Il Southammer Fest costruisce la propria identità attraverso una line-up capace di raccontare le molteplici sfaccettature del metal contemporaneo. Ad aprire la manifestazione sono i Disaster Plan, seguiti dai Neurasty e dai Vanguard, tre band emergenti che rappresentano l’energia della scena underground e dimostrano come il ricambio generazionale continui ad alimentare il panorama metal italiano. Pur appartenendo a realtà diverse, questi gruppi condividono la volontà di sperimentare e di portare sul palco un sound moderno e coinvolgente.
Con l’ingresso in scena dei Node, storica formazione italiana di melodic death metal, il festival entra nel vivo. La loro presenza rappresenta un omaggio a una delle band che hanno contribuito maggiormente alla crescita del metal estremo nel nostro Paese. A seguire arrivano i Game Over, considerati tra i più autorevoli interpreti italiani del thrash metal, genere nato negli anni Ottanta e caratterizzato da ritmi serrati, riff veloci e grande intensità. Il passaggio dalla scena nazionale a quella internazionale avviene con i The Spirit, formazione tedesca che fonde black metal e death metal in uno stile atmosferico e moderno, e con i Fimbul Winter, band svedese di black metal.

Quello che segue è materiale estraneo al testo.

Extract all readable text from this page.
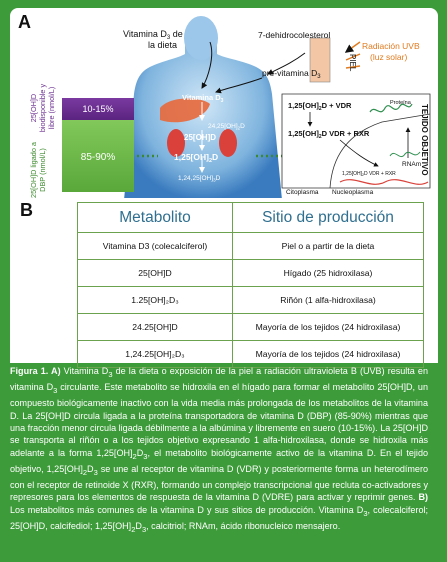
A
Vitamina $D_3$ de
la dieta
7-dehidrocolesterol
pre-vitamina $D_3$
PIEL
Radiación UVB
(luz solar)
Vitamina $D_3$
$24,25[OH]_2D$
25[OH]D
$1,25[OH]_2D$
$1,24,25[OH]_3D$
25[OH]D biodisponible y libre (nmol/L)
25[OH]D ligado a DBP (nmol/L)
10-15%
85-90%
$1,25[OH]_2D$ + VDR
$1,25[OH]_2D$ VDR + RXR
$1,25[OH]_2D$ VDR + RXR
Proteína
RNAm
Citoplasma Nucleoplasma
TEJIDO OBJETIVO
B	Metabolito	Sitio de producción
Vitamina D3 (colecalciferol)	Piel o a partir de la dieta
25[OH]D	Hígado (25 hidroxilasa)
1.25[OH]₂D₃	Riñón (1 alfa-hidroxilasa)
24.25[OH]D	Mayoría de los tejidos (24 hidroxilasa)
1,24.25[OH]₂D₃	Mayoría de los tejidos (24 hidroxilasa)
Figura 1. A) Vitamina $D_3$ de la dieta o exposición de la piel a radiación ultravioleta B (UVB) resulta en vitamina $D_3$ circulante. Este metabolito se hidroxila en el hígado para formar el metabolito 25[OH]D, un compuesto biológicamente inactivo con la vida media más prolongada de los metabolitos de la vitamina D. La 25[OH]D circula ligada a la proteína transportadora de vitamina D (DBP) (85-90%) mientras que una fracción menor circula ligada débilmente a la albúmina y libremente en suero (10-15%). La 25[OH]D se transporta al riñón o a los tejidos objetivo expresando 1 alfa-hidroxilasa, donde se hidroxila más adelante a la forma $1,25[OH]_2D_3$, el metabolito biológicamente activo de la vitamina D. En el tejido objetivo, $1,25[OH]_2D_3$ se une al receptor de vitamina D (VDR) y posteriormente forma un heterodímero con el receptor de retinoide X (RXR), formando un complejo transcripcional que recluta co-activadores y represores para los elementos de respuesta de la vitamina D (VDRE) para activar y reprimir genes. B) Los metabolitos más comunes de la vitamina D y sus sitios de producción. Vitamina $D_3$, colecalciferol; 25[OH]D, calcifediol; $1,25[OH]_2D_3$, calcitriol; RNAm, ácido ribonucleico mensajero.
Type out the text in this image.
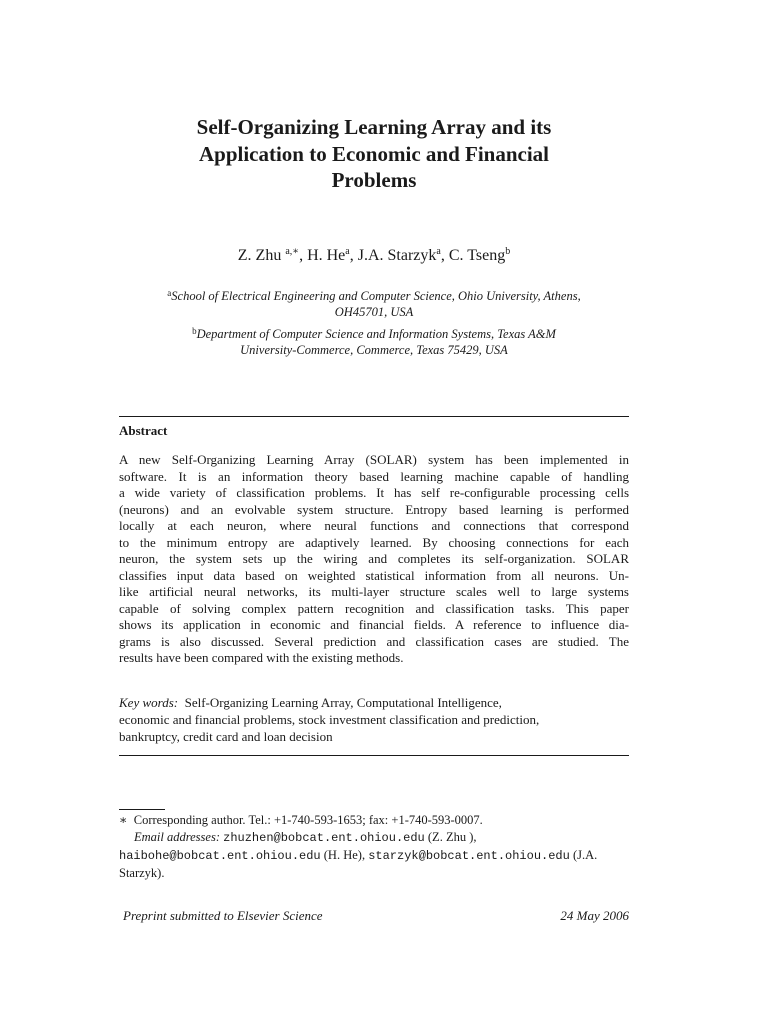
Self-Organizing Learning Array and its
Application to Economic and Financial
Problems
Z. Zhu $^{a,∗}$, H. He$^a$, J.A. Starzyk$^a$, C. Tseng$^b$
$^a$School of Electrical Engineering and Computer Science, Ohio University, Athens,
OH45701, USA
$^b$Department of Computer Science and Information Systems, Texas A&M
University-Commerce, Commerce, Texas 75429, USA
Abstract
A new Self-Organizing Learning Array (SOLAR) system has been implemented in
software. It is an information theory based learning machine capable of handling
a wide variety of classification problems. It has self re-configurable processing cells
(neurons) and an evolvable system structure. Entropy based learning is performed
locally at each neuron, where neural functions and connections that correspond
to the minimum entropy are adaptively learned. By choosing connections for each
neuron, the system sets up the wiring and completes its self-organization. SOLAR
classifies input data based on weighted statistical information from all neurons. Un-
like artificial neural networks, its multi-layer structure scales well to large systems
capable of solving complex pattern recognition and classification tasks. This paper
shows its application in economic and financial fields. A reference to influence dia-
grams is also discussed. Several prediction and classification cases are studied. The
results have been compared with the existing methods.
Key words: Self-Organizing Learning Array, Computational Intelligence,
economic and financial problems, stock investment classification and prediction,
bankruptcy, credit card and loan decision
∗ Corresponding author. Tel.: +1-740-593-1653; fax: +1-740-593-0007.
Email addresses: zhuzhen@bobcat.ent.ohiou.edu (Z. Zhu ),
haibohe@bobcat.ent.ohiou.edu (H. He), starzyk@bobcat.ent.ohiou.edu (J.A.
Starzyk).
Preprint submitted to Elsevier Science	24 May 2006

La serata culmina con gli Hellripper, progetto scozzese che rilancia il blackened speed metal, fondendo la velocità dello speed metal con l’aggressività del black metal. Seguono gli svedesi The Haunted, tra i protagonisti del thrash metal moderno, grazie alla fusione tra thrash e melodic death metal della scena di Göteborg. Il gran finale è affidato ai polacchi Decapitated, considerati una delle band più influenti del technical death metal mondiale: la loro precisione tecnica, unita a una carriera di oltre venticinque anni, rappresenta la conclusione ideale di un festival che celebra la varietà, la qualità e l’evoluzione della musica metal.
Spesso associato esclusivamente a sonorità aggressive, il metal è in realtà uno dei generi musicali più complessi e variegati della musica contemporanea. Nato tra la fine degli anni Sessanta e l’inizio degli anni Settanta dall’evoluzione dell’hard rock, ha dato origine a numerosi sottogeneri. Tra questi figurano thrash, death, black, power e melodic metal, ognuno con uno stile musicale e una propria identità artistica. Questa ricchezza espressiva ha permesso al metal di evolversi costantemente, conquistando un pubblico internazionale e influenzando la cultura musicale.
Uno degli aspetti più importanti del metal è la capacità di affrontare temi complessi attraverso la musica. I testi trattano argomenti che spaziano dalla storia alla società, dalla mitologia alla filosofia, fino alla letteratura e alla condizione umana. Anche dal punto di vista tecnico il metal rappresenta una forma musicale di alto livello. Le composizioni richiedono una grande preparazione strumentale e combinano velocità, precisione e ricerca sonora. Queste caratteristiche hanno contribuito a renderlo uno dei generi più apprezzati dai musicisti.
Festival come il Southammer Fest svolgono un ruolo fondamentale nella diffusione della cultura metal. Riuniscono sullo stesso palco artisti provenienti da Paesi e tradizioni differenti, offrendo al pubblico l’opportunità di conoscere le molte sfaccettature del genere. Il festival dimostra come il metal non sia soltanto una forma di intrattenimento, ma anche un importante mezzo di espressione artistica e culturale.